Editorial: Looking ahead to 2006

Published 4:00 pm Wednesday, January 4, 2006

As it always has been in the West, everything boils down to two things: land and water. One renders the other useful, beautiful, complete. We feel that these two issues will continue to dominate the news in the year to come.

Water will make itself heard in two ways. In Enterprise, the sewage treatment facility is going to be worked on, probably replaced. If you’ll remember from this past summer the amount your water bill went up, you’ll know that funding for the much-needed project is already being collected.

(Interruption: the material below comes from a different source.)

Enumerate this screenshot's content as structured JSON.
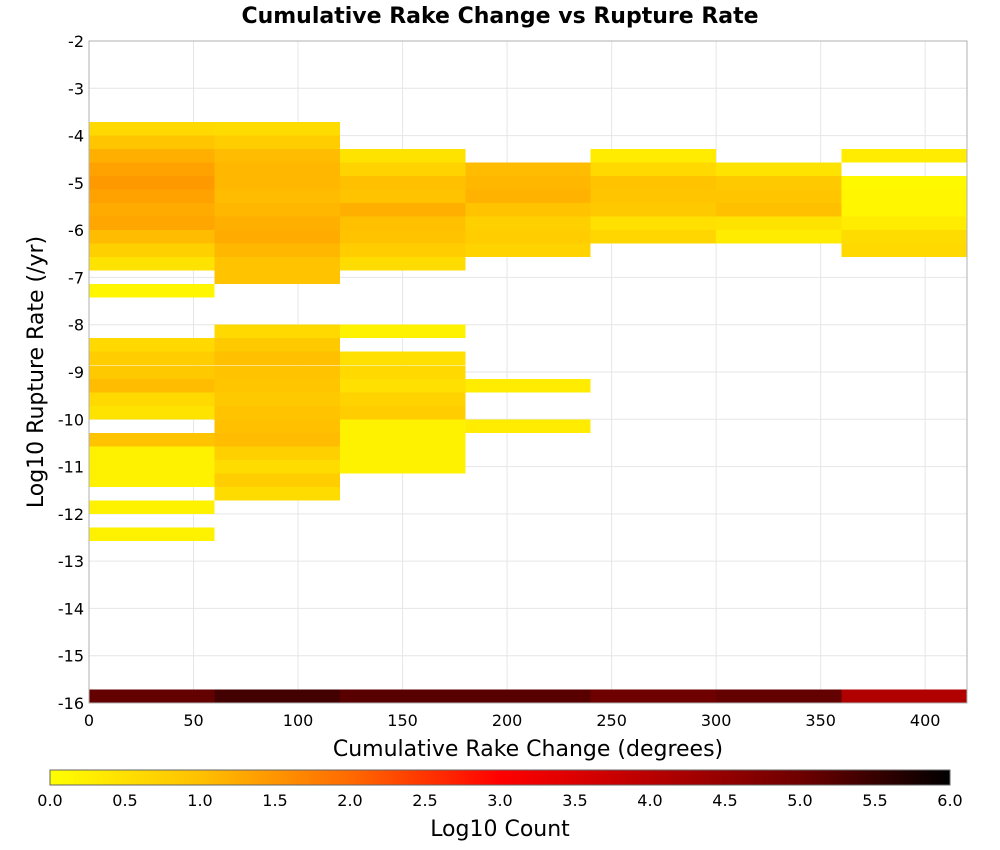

One project that currently has no funding is the Wallowa Lake Dam. No one wants to see the upper end of the valley go dry – we’ve been in the middle of dry-land farming, and it’s no picnic. Concerned water users – and all residents – need to forget looking to the federal government for a handout and develop another, long-range financing plan for this vital project. To do that, close cooperation, like that of those involved with the successful Lostine exchange project, will be needed.

In regard to land and its use, Measure 37’s passage and inevitable defeat in the Oregon Supreme Court shows that we desire land use reform, but still have a ways to go to get to a fair solution. Oregonians have to remember how to compromise to make this happen. While having a distant, unrepresentative government plan out your life on your land smacks of communism, arbitrarily imposing one’s will upon others from a position of unequal power borders on the fascist. For our future’s sake, we must meet in the middle.

Locally, defining development and the path of growth in terms of business and housing must have community input. No one wants someone else digging up their backyard, and by extension, altering the face of the community in the Wallowa Valley without a say so.